Порой они оба уходили искать работы, а меня на день-два запирали в подвале одного. И тогда, полностью отдаваясь своекорыстию, я мечтал о том, чтобы иметь всего в изобилии (кроме горя и нищеты), и о том, чтобы поскорее умер отец моей матери, бирмингемский фабрикант машин, - я слышал, как она говорила, что после его смерти унаследует целую улицу домов, "если только ей удастся добиться своих прав". И я, своекорыстный дьяволенок, стоял, задумчиво расковыривая замерзшими босыми ногами щели между разбитыми кирпичами сырого пола - перешагнув, так сказать, через труп деда прямо в целую улицу домов, чтобы продать их и купить мяса, хлеба и одежды.
Наконец и в наш подвал пришла перемена. Неотвратимая перемена снизошла даже до него - как, впрочем, достигает она любой высоты, на какую бы ни забрался человек, - и принесла за собой другие перемены.
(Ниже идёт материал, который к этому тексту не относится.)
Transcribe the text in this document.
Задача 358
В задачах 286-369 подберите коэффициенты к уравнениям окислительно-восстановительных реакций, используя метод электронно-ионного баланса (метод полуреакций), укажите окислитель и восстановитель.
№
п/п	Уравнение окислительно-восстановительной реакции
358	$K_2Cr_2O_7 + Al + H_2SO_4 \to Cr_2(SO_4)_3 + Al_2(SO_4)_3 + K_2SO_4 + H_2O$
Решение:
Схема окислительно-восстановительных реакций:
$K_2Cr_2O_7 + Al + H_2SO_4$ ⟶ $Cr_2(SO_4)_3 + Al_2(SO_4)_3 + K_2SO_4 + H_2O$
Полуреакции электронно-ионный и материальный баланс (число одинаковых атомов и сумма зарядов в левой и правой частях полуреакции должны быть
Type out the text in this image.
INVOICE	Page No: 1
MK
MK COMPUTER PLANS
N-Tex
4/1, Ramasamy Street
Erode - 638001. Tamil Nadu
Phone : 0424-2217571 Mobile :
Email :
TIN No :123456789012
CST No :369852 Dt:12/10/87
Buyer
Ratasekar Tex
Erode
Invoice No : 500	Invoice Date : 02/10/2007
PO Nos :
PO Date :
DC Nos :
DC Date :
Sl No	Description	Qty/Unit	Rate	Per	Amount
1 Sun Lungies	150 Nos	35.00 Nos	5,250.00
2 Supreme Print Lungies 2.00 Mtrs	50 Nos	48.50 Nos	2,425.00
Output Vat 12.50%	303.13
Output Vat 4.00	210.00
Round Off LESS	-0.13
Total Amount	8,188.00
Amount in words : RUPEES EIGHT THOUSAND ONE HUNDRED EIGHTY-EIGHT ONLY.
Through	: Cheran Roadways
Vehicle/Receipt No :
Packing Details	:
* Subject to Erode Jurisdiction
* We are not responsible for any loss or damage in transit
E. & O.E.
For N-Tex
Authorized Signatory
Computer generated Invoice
В самом темном углу была у нас навалена куча, уж не знаю какого гнусного мусора, которою мы называли "постелью". Три дня мать пролежала там не вставая, а потом вдруг начала смеяться. Наверное, я никогда прежде не слышал ее смеха, потому что этот незнакомый звук напугал меня. Напугал он и отца, и мы принялись по очереди поить ее водой. Потом она начала ворочать головой и петь. А потом, хотя ей не полегчало, отец тоже стал смеяться и петь, и кроме меня, некому было подавать им воду, и оба они умерли.
ГЛАВА ЧЕТВЕРТАЯ
Когда меня вытащили из подвала двое мужчин - сперва один из них заглянул туда, быстро ушел и привел другого, - я чуть не ослеп от яркого света. Я сидел на мостовой, мигая и щурясь, а вокруг пеня кольцом стояли люди, - впрочем, на довольно большом расстоянии; и вдруг, верный своей репутации своекорыстного дьяволенка, я нарушил молчание, заявив:
- Я хочу есть и пить!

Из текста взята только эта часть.